Mehretu's canvases incorporate elements from technical drawings of various urban buildings and linear illustrations of urban efficiency, including city grids and weather charts. The pieces do not contain any formal, consistent sense of depth, instead of utilizing multiple points of view and perspective ratios to construct flattened re-imaginings of city life. Her drawings are similar to her paintings, with many layers forming complex, abstracted images of social interaction on a global scale. The relatively smaller-scale drawings are opportunities for exploration made during the time between paintings.

In 2002, Mehretu said of her work:
I think of my abstract mark-making as a type of sign lexicon, signifier, or language for characters that hold identity and have social agency. The characters in my maps plotted, journeyed, evolved, and built civilizations. I charted, analyzed, and mapped their experience and development: their cities, their suburbs, their conflicts, and their wars. The paintings occurred in an intangible no-place: a blank terrain, an abstracted map space. As I continued to work I needed a context for the marks, the characters. By combining many types of architectural plans and drawings I tried to create a metaphoric, tectonic view of structural history. I wanted to bring my drawing into time and place.

In 2007, the investment bank Goldman Sachs gave Mehretu a $5 million commission for a lobby mural. The resulting work, "Mural", was the size of a tennis court and consisted of overlaid financial maps, architectural drawings of financial institutions, and references to works by other artists. Calvin Tomkins of the New Yorker called it "the most ambitious painting I've seen in a dozen years", and another commentator described it as "one of the largest and most successful public art works in recent times".
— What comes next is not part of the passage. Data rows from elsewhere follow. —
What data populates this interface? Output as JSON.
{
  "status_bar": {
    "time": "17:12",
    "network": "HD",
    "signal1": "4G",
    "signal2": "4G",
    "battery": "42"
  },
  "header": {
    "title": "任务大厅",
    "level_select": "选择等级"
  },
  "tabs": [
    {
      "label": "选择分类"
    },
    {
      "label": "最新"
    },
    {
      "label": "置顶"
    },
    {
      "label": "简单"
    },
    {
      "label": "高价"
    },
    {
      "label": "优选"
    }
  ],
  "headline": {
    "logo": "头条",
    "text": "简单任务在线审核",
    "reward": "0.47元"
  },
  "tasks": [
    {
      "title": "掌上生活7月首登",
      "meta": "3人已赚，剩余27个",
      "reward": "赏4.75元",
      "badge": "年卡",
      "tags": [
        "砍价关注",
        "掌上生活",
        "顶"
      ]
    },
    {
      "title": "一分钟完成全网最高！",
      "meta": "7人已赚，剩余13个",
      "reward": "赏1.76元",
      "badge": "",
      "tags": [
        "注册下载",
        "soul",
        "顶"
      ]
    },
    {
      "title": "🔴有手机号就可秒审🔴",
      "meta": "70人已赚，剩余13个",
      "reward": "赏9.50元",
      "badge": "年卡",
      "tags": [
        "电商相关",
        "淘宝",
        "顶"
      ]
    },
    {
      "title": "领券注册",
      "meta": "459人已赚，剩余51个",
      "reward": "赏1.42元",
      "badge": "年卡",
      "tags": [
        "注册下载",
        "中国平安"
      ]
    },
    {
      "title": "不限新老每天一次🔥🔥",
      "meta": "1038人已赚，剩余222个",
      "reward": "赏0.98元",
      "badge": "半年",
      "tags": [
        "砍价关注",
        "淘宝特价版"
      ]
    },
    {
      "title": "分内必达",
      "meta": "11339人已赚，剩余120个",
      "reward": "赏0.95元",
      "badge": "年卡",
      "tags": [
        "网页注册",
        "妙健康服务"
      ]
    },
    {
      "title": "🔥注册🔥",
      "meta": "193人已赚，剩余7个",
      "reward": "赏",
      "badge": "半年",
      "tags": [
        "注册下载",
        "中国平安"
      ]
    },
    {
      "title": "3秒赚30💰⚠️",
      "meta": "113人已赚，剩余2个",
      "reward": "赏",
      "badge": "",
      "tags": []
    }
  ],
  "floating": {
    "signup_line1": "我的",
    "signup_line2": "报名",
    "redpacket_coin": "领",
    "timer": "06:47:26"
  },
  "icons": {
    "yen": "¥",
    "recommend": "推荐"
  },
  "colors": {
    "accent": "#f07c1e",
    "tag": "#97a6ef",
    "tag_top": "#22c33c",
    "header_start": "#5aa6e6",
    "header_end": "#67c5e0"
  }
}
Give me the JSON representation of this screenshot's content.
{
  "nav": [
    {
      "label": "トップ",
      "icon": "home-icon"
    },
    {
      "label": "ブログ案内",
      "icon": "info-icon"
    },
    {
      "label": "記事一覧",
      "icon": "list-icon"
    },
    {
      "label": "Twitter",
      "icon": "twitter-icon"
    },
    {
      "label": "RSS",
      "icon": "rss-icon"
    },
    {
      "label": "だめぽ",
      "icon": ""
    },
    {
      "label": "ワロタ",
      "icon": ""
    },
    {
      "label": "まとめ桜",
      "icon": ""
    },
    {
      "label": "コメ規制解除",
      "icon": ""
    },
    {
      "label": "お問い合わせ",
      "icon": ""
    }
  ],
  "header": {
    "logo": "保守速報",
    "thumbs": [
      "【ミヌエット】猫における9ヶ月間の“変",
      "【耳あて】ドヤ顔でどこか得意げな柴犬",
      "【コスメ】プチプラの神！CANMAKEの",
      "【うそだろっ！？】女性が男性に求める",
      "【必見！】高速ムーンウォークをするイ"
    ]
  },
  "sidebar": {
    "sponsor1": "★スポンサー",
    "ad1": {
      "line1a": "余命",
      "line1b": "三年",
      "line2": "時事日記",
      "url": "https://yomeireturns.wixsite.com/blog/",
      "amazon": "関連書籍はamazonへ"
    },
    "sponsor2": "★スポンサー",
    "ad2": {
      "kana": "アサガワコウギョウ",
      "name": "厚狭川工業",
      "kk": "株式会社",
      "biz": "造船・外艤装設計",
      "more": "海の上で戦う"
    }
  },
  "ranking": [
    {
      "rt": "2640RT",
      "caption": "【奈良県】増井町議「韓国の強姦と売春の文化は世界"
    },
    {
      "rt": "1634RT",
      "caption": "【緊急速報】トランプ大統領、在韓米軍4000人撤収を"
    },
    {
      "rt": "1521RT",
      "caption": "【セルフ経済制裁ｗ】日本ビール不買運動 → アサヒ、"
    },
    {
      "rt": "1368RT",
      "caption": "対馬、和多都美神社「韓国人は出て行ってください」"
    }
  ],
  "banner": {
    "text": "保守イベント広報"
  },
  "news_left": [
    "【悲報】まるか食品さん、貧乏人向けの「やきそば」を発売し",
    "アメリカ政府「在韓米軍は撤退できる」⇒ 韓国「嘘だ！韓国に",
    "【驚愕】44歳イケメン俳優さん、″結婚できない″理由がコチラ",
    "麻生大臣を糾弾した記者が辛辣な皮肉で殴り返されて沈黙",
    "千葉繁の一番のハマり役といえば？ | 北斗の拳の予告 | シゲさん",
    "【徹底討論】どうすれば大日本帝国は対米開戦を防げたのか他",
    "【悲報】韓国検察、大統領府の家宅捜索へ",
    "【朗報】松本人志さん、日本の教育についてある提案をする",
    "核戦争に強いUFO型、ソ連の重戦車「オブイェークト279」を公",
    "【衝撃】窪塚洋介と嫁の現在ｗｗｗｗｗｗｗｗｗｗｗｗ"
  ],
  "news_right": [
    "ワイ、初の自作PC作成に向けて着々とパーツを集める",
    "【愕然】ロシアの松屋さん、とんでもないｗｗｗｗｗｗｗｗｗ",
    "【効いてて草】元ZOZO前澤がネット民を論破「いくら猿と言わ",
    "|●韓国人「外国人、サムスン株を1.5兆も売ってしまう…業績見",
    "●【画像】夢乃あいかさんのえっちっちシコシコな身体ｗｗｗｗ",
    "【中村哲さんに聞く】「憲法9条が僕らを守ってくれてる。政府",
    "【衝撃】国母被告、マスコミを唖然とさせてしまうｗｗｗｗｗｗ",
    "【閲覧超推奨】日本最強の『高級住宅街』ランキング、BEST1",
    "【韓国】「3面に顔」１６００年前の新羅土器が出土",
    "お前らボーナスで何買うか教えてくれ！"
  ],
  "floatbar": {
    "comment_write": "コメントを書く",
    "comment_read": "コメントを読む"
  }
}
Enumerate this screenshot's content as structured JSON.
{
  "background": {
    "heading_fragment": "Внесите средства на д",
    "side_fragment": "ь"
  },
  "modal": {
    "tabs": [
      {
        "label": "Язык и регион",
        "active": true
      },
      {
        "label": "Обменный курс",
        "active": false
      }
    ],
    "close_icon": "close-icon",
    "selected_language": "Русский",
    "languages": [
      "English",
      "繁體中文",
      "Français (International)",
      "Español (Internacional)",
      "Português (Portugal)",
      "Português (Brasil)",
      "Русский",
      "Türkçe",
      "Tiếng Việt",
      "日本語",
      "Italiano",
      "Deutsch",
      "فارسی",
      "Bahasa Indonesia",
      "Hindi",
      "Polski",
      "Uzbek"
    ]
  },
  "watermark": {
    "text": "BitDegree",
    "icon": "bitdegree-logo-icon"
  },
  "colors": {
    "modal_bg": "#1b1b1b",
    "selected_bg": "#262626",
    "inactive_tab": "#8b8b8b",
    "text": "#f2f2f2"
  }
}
While best known for large-scale abstract paintings, Mehretu has experimented with prints since graduate school at the Rhode Island School of Design, where she was enrolled in the painting and printmaking program in the mid-1990s. Her exploration of printmaking began with etching. She has completed collaborative projects at professional printmaking studios across America.

Mehretu was a resident of the CORE Program, Glassell School of Art, Museum of Fine Arts, Houston (1997–98) and the Artist-in-Residence Program at the Studio Museum in Harlem (2001). During a residency at the Walker Art Center, Minneapolis, in 2003, she worked with thirty high school girls from East Africa. In the spring of 2007 she was the Guna S. Mundheim Visual Arts Fellow at the American Academy in Berlin. Later that year, she led a monthlong residency program with 40 art students from Detroit public high schools.

During her residency in Berlin, Mehretu was commissioned to create seven paintings by the Deutsche Guggenheim; titled Grey Area (2008–2009), the series explores the urban landscape of Berlin as a historical site of generation and destruction.  "Parts of Fragment" and "Middle Grey" feature this erasing technique.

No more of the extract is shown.